Learning User Representations with Hypercuboids for Recommender Systems
This addresses the challenge of capturing diverse user interests for personalized recommendations, though it appears incremental as it builds on existing collaborative filtering with a novel geometric representation.
The paper tackles the problem of modeling user interests in recommender systems by representing users as hypercuboids instead of points, which improves geometric flexibility and modeling capability. Empirical results show the approach outperforms state-of-the-art methods on public and commercial datasets.
Modeling user interests is crucial in real-world recommender systems. In this paper, we present a new user interest representation model for personalized recommendation. Specifically, the key novelty behind our model is that it explicitly models user interests as a hypercuboid instead of a point in the space.
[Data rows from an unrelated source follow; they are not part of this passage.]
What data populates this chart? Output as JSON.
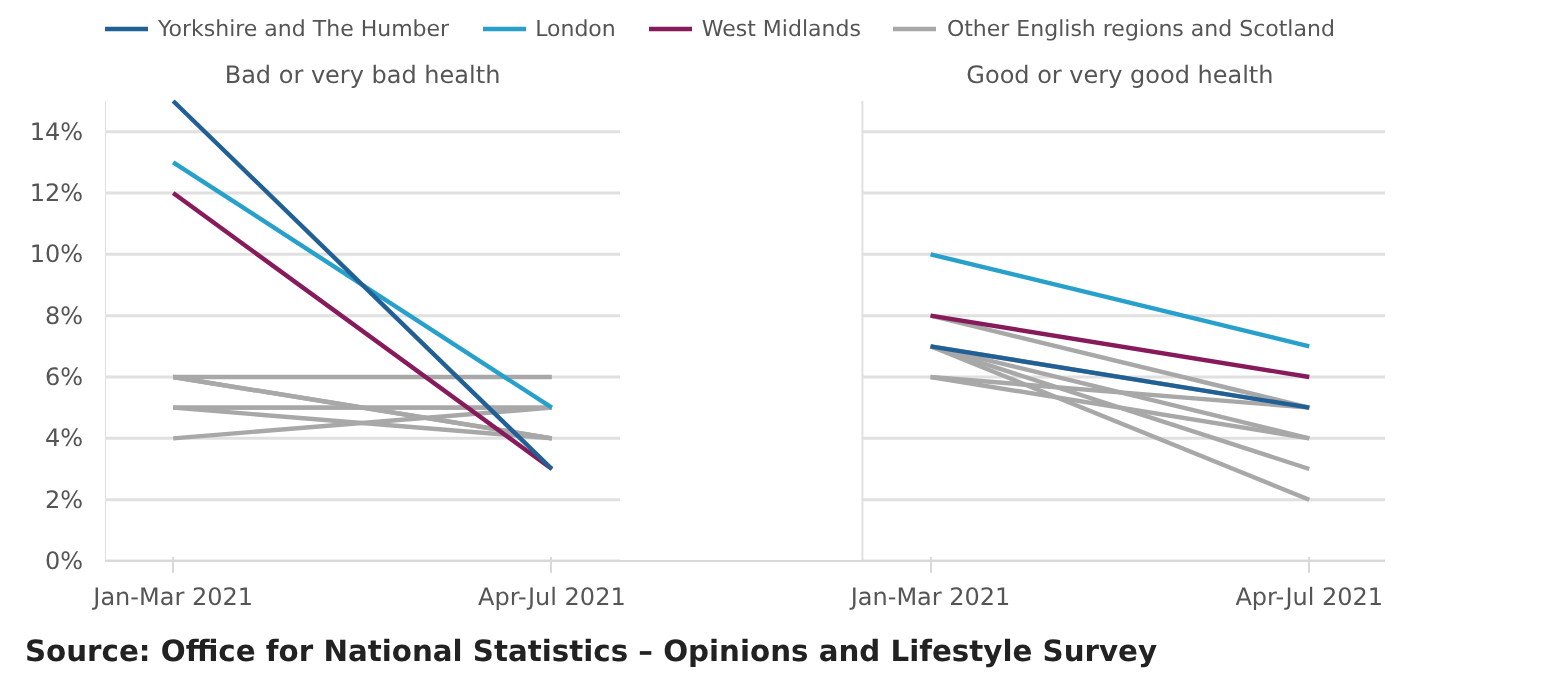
{
  "chart_data": [
    {
      "type": "line",
      "title": "Bad or very bad health",
      "categories": [
        "Jan-Mar 2021",
        "Apr-Jul 2021"
      ],
      "legend": "top",
      "grid": "y",
      "ylim": [
        0,
        15
      ],
      "yticks": [
        {
          "value": 0,
          "label": "0%"
        },
        {
          "value": 2,
          "label": "2%"
        },
        {
          "value": 4,
          "label": "4%"
        },
        {
          "value": 6,
          "label": "6%"
        },
        {
          "value": 8,
          "label": "8%"
        },
        {
          "value": 10,
          "label": "10%"
        },
        {
          "value": 12,
          "label": "12%"
        },
        {
          "value": 14,
          "label": "14%"
        }
      ],
      "annotations": [
        "Source: Office for National Statistics – Opinions and Lifestyle Survey"
      ],
      "series": [
        {
          "name": "Yorkshire and The Humber",
          "color": "#206095",
          "values": [
            15,
            3
          ]
        },
        {
          "name": "London",
          "color": "#27a0cc",
          "values": [
            13,
            5
          ]
        },
        {
          "name": "West Midlands",
          "color": "#871a5b",
          "values": [
            12,
            3
          ]
        },
        {
          "name": "Other English regions and Scotland",
          "color": "#a8a8a8",
          "values": [
            6,
            6
          ]
        },
        {
          "color": "#a8a8a8",
          "values": [
            6,
            4
          ]
        },
        {
          "color": "#a8a8a8",
          "values": [
            6,
            4
          ]
        },
        {
          "color": "#a8a8a8",
          "values": [
            5,
            5
          ]
        },
        {
          "color": "#a8a8a8",
          "values": [
            5,
            4
          ]
        },
        {
          "color": "#a8a8a8",
          "values": [
            4,
            5
          ]
        },
        {
          "color": "#a8a8a8",
          "values": [
            5,
            5
          ]
        }
      ]
    },
    {
      "type": "line",
      "title": "Good or very good health",
      "categories": [
        "Jan-Mar 2021",
        "Apr-Jul 2021"
      ],
      "tick_labels": "x",
      "grid": "y",
      "ylim": [
        0,
        15
      ],
      "yticks": [
        0,
        2,
        4,
        6,
        8,
        10,
        12,
        14
      ],
      "series": [
        {
          "color": "#206095",
          "values": [
            7,
            5
          ]
        },
        {
          "color": "#27a0cc",
          "values": [
            10,
            7
          ]
        },
        {
          "color": "#871a5b",
          "values": [
            8,
            6
          ]
        },
        {
          "color": "#a8a8a8",
          "values": [
            8,
            5
          ]
        },
        {
          "color": "#a8a8a8",
          "values": [
            7,
            4
          ]
        },
        {
          "color": "#a8a8a8",
          "values": [
            7,
            3
          ]
        },
        {
          "color": "#a8a8a8",
          "values": [
            7,
            2
          ]
        },
        {
          "color": "#a8a8a8",
          "values": [
            7,
            5
          ]
        },
        {
          "color": "#a8a8a8",
          "values": [
            6,
            4
          ]
        },
        {
          "color": "#a8a8a8",
          "values": [
            6,
            5
          ]
        }
      ]
    }
  ]
}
In our approach, the recommendation score is learned by calculating a compositional distance between the user hypercuboid and the item. This helps to alleviate the potential geometric inflexibility of existing collaborative filtering approaches, enabling a greater extent of modeling capability. Furthermore, we present two variants of hypercuboids to enhance the capability in capturing the diversities of user interests. A neural architecture is also proposed to facilitate user hypercuboid learning by capturing the activity sequences (e.g., buy and rate) of users. We demonstrate the effectiveness of our proposed model via extensive experiments on both public and commercial datasets. Empirical results show that our approach achieves very promising results, outperforming existing state-of-the-art.